Располагалась артель в центре города. Небольшой дом стоял на берегу ручья в квартале Чармгари́. Одна комната была довольно просторная, такая, что в ней разместились человек двадцать мастеров, хоть и в тесноте. Перед каждым стоял на полу чурбан — рабочий «стол», как бы верстак. На нем чего только нет — железный выщербленный пест, на который насаживают ботинок или сапог, чтобы подбить подметки; большие и малые шилья, ножи с косыми лезвиями и рукоятками, обмотанными лоснящейся кожей; гвоздики в коробочках из-под ваксы… К вкусному запаху кожи и дегтя примешивался горьковатый запах табака.

Дядя мой сидел отдельно, в маленькой светлой комнатке, примыкающей к мастерской.

Сразу видно, что у дяди особая работа. Перед ним тоже стоит невысокий чурбан, но такой толстый, в два обхвата, что поверхность его действительно просторна, как стол. В отличие от рабочих мест других мастеров перед дядей нет ни железной лапки, ни молотков, ни шильев. Ни единого гвоздика да и вообще ничего железного, если не считать двух-трех ножей, больше похожих на широкие долота с косо срезанными лезвиями. Это ножи для раскроя. Вон лекала — выкройки из толстого картона.

Дядя кладет перед собой кожу в несколько слоев, на них выкройку. И обводит эту выкройку острым, как бритва, лезвием ножа, рассекая кипу кож. Вот и получились будущие голенища. Сразу столько заготовок!

Из большой комнаты выходит один из мастеров, пересчитывает заготовки, уносит и раздает мастерам, которые и сошьют голенища.

А мой дядя тем временем уже занялся другой операцией: наложив на новую кипу кож лекало поменьше и иного рисунка, он вырезает заготовки союзок.

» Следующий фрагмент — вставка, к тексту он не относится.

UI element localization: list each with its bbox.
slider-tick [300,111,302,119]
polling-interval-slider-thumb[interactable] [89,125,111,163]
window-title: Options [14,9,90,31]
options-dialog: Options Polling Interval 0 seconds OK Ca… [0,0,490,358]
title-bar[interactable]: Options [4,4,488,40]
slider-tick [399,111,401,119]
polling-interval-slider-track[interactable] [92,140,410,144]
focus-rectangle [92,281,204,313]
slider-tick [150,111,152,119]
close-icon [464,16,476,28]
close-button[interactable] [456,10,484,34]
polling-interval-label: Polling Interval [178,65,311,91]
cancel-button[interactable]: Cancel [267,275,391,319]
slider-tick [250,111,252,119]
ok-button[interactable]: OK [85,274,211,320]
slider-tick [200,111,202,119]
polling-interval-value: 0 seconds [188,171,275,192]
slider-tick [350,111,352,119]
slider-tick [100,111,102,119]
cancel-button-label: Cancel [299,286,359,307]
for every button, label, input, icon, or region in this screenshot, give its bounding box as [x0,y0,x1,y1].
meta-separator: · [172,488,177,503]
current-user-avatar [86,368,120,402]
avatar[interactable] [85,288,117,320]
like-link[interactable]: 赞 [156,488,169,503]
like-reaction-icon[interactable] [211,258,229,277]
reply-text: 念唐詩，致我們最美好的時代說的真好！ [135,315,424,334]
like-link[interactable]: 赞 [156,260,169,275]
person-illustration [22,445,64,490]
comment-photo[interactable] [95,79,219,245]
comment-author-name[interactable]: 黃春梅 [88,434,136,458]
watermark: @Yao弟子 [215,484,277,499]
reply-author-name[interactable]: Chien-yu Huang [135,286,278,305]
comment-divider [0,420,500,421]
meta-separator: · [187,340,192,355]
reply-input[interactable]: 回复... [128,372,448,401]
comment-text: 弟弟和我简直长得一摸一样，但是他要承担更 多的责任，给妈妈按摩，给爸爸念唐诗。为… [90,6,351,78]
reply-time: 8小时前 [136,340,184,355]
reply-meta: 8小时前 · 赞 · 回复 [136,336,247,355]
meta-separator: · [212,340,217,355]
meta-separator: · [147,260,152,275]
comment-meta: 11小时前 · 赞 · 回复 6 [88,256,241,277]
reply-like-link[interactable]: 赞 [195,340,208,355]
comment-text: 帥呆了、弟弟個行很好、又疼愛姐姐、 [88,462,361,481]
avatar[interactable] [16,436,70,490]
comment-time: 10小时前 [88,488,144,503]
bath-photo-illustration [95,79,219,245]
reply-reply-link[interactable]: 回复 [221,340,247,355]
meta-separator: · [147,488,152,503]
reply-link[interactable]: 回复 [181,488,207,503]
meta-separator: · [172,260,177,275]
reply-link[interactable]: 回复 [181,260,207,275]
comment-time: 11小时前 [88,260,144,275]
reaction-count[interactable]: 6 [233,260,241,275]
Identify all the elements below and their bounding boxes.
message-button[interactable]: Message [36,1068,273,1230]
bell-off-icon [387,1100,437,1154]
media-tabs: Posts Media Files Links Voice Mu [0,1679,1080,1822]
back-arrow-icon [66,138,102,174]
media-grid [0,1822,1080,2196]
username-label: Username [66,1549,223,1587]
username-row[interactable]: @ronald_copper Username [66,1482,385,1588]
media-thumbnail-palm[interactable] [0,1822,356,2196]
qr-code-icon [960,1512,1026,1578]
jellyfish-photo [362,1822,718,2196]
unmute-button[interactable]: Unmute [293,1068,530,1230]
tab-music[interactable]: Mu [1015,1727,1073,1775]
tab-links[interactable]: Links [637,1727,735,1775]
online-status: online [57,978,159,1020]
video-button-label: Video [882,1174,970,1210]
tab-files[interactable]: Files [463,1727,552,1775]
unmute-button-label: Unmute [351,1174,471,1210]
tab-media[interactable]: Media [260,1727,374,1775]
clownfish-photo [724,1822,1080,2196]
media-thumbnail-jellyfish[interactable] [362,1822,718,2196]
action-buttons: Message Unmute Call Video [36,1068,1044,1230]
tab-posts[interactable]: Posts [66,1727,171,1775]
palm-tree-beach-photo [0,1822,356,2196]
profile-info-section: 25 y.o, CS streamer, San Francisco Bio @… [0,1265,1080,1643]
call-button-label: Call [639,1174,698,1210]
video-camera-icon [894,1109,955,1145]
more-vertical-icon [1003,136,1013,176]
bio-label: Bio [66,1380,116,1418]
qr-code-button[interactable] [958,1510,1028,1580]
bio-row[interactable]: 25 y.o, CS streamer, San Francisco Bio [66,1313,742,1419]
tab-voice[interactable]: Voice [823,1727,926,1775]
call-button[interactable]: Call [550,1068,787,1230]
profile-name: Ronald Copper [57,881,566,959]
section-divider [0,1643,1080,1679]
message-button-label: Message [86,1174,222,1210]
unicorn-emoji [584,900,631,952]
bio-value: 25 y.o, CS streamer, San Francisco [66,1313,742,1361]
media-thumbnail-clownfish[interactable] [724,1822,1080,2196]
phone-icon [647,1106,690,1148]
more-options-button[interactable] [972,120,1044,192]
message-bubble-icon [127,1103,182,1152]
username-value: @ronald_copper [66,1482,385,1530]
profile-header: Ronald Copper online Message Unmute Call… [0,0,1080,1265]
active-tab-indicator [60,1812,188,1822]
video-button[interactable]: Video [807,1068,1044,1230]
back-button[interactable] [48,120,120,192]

Я понял, что без моего дяди мастерская жить не может. Он закройщик. Любая обувь начинается на его верстаке, под его рукой. Иногда, если он заговорится с кем-нибудь из приятелей, забредших распить с ним чайничек чая, и промедлит с кроем, у мастеров замирает работа. Они заглядывают к дяде — как, мол, там у тебя, скоро ли дашь заготовки?

Подметки из толстенной, такой приятной на ощупь сверкающей кожи тоже кроит дядя, подкладку для обуви из плотной белой ткани — тоже он. Только шить ему не приходится, хотя при случае он сумеет стачать сапоги не хуже любого из сидящих в большой комнате.

Я очень скоро понял, кто и что делает в артели. Я ведь был не совсем обычный ученик. Как правило, подмастерья на первых порах не столько учились ремеслу, сколько прислуживали: бегали покупать для мастеров лепешки и фрукты, носили из чайханы чай, прибирали в мастерской. Приглядываться к работе мастеров им удавалось лишь урывками.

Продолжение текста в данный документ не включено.